In an era in which insurance reimbursement necessitates volume, electronic health record vendors have conditioned us to become Pavlovian mouse clickers, and the federal government seems more interested in regulatory mandates than patient well-being, it is easy to lose sight of what’s really important – our patient. As optometrists, we are adept at diagnosing and treating all things ocular, but we need to look beyond the eye.
As a publication, our editorial mission has always been about the eye and beyond. In fact, Primary Care Optometry News’ inaugural issue, published 22 years ago this month, featured an article on the optometrist’s role in identifying cytomegalovirus retinitis as a surrogate marker in HIV-AIDS. Through the years we’ve attempted to address ocular manifestations of systemic disease, primarily hypertension and diabetes, huge public health issues with identifiable ocular findings and well-defined treatment protocols, unlike autoimmune disease.
The U.S. National Library of Medicine reminds us there are over 80 different forms of autoimmune disease.
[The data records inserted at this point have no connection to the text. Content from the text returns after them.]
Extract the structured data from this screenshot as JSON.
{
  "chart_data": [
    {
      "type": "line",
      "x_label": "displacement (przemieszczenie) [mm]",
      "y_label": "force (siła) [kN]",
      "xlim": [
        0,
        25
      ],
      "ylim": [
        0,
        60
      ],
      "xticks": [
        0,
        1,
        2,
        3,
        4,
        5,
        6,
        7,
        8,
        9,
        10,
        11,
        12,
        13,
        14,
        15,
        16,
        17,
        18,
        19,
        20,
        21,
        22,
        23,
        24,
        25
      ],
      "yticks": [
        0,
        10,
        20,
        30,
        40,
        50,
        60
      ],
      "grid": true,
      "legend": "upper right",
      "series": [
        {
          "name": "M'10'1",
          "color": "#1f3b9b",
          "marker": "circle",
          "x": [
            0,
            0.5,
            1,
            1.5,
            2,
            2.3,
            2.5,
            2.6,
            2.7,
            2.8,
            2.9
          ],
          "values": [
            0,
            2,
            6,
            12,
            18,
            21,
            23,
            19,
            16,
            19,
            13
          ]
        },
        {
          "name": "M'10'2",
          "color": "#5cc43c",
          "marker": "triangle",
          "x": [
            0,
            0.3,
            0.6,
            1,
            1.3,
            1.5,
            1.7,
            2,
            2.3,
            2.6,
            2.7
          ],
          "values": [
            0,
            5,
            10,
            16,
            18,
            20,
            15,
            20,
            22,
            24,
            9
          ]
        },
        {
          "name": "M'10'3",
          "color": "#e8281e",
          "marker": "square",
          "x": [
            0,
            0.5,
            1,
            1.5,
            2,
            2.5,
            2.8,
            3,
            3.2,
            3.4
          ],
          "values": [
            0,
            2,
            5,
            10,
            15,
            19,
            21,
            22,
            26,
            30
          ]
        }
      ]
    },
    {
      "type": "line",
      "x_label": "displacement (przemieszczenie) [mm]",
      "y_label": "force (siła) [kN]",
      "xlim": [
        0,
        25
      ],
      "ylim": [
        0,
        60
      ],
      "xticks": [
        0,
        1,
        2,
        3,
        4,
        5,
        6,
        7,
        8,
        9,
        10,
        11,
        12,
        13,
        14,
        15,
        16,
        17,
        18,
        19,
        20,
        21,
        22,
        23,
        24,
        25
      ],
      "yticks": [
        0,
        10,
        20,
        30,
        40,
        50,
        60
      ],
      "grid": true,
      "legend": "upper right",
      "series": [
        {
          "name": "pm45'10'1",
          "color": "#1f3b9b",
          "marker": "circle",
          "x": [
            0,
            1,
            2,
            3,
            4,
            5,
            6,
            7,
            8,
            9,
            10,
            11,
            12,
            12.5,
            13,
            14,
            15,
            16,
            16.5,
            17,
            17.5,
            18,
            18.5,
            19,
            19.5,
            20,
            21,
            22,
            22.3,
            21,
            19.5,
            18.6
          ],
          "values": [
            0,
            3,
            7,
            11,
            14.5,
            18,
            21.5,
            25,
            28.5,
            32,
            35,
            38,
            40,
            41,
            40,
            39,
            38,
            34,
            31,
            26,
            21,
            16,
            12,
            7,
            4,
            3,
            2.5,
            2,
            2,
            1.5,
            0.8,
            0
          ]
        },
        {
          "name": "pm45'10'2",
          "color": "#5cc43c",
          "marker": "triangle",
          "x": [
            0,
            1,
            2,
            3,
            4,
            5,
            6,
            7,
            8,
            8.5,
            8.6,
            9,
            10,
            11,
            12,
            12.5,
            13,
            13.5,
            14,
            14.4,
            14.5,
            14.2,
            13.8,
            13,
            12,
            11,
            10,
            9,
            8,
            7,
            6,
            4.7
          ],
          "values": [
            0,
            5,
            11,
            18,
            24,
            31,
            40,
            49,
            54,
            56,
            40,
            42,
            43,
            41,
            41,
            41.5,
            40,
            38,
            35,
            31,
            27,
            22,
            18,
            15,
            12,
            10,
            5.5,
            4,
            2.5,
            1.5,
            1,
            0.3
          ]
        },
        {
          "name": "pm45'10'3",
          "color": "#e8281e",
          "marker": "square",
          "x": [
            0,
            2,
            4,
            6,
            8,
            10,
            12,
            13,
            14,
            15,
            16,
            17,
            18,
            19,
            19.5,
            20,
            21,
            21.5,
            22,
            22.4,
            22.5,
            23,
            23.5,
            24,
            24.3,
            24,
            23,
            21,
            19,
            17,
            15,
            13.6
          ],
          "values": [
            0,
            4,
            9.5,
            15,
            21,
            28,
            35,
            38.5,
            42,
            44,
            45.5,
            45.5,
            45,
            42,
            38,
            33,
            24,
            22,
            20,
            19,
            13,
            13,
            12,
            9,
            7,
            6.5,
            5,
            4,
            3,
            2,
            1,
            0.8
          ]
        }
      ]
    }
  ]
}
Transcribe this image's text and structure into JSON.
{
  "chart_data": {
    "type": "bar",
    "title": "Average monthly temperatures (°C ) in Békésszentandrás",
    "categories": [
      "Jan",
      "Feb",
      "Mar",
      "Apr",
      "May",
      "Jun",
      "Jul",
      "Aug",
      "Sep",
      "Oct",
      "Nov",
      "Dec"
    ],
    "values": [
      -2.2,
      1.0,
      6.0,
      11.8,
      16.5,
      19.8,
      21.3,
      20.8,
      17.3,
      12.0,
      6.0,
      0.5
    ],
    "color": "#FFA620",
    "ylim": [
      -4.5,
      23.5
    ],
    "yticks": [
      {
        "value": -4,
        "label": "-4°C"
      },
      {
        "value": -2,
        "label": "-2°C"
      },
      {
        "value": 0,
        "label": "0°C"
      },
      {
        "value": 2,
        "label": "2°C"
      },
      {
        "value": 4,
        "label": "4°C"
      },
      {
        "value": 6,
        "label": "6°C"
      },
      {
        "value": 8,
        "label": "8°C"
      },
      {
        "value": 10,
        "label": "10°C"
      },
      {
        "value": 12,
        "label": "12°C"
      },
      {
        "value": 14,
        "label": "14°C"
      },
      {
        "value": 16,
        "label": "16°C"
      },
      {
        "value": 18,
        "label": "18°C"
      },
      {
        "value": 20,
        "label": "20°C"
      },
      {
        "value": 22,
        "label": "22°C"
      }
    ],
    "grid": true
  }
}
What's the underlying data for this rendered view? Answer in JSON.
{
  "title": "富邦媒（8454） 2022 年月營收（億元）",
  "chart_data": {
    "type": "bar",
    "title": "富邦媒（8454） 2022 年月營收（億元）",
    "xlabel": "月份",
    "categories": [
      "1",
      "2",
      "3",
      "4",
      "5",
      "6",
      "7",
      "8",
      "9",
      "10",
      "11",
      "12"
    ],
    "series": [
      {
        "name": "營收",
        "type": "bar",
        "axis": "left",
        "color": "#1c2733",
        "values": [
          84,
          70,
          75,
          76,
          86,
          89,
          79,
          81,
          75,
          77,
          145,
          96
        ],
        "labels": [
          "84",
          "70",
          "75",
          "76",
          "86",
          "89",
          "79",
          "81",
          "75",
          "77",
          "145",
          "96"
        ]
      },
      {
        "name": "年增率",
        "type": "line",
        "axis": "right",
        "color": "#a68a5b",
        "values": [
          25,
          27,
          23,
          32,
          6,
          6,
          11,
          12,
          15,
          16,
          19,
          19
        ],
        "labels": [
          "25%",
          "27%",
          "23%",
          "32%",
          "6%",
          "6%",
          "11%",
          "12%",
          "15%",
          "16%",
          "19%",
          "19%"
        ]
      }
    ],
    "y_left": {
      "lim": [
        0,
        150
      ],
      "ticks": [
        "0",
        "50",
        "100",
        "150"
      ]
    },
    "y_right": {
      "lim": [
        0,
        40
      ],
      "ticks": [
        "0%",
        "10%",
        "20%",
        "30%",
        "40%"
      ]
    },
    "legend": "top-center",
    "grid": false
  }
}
With many sharing an ambiguous array of symptoms and similar lab findings, it’s understandable why they can be so stressful and frustrating, for both patient and doctor. In fact, the American Autoimmune Related Disease Association (aarda.org) estimates that an individual with autoimmune disease will likely see five doctors over a 4.6-year period before arriving at a working diagnosis. It is for precisely this reason we play such a critical role.
Given the eye’s vulnerability across the spectrum of autoimmune disease, we are oftentimes the first doctor to see these individuals. Granted, ocular findings associated with autoimmune disease – be it dry eye, anterior uveitis, vasculitis, etc – are, in and of themselves, ambiguous. However, more important than making a specific systemic diagnosis is identifying the link between ocular findings and underlying autoimmune disease. For instance, is it just contact lens-related dry eye or dry eye accompanied by dry mouth? Is it idiopathic anterior uveitis or related to the chronic lower back pain?
As I see it, the heroism is in bringing potential underlying autoimmune disease to light. Treat the ocular manifestations, order appropriate labs, communicate with the primary care physician and, where appropriate, bring in specialty services. Most importantly, do so as early in the game as we can.
In this month’s issue, our feature article, “Comanagement a priority in patients with autoimmune disease,” provides a compelling argument for optometry’s role. Those with a more insatiable appetite should visit our parent portal, healio.com. Here you can link with our allergy/immunology, endocrinology and rheumatology publications. It’s a great way to sign up for weekly newswires and remain current on all things autoimmune.
We all share a common goal of being patient focused. Occasionally this means more than just helping them see better ... it means helping them feel better.
- U.S. National Library of Medicine. Autoimmune diseases. Medlineplus.gov/autoimmunediseases.html. Last updated November 6, 2017. Accessed January 29, 2018.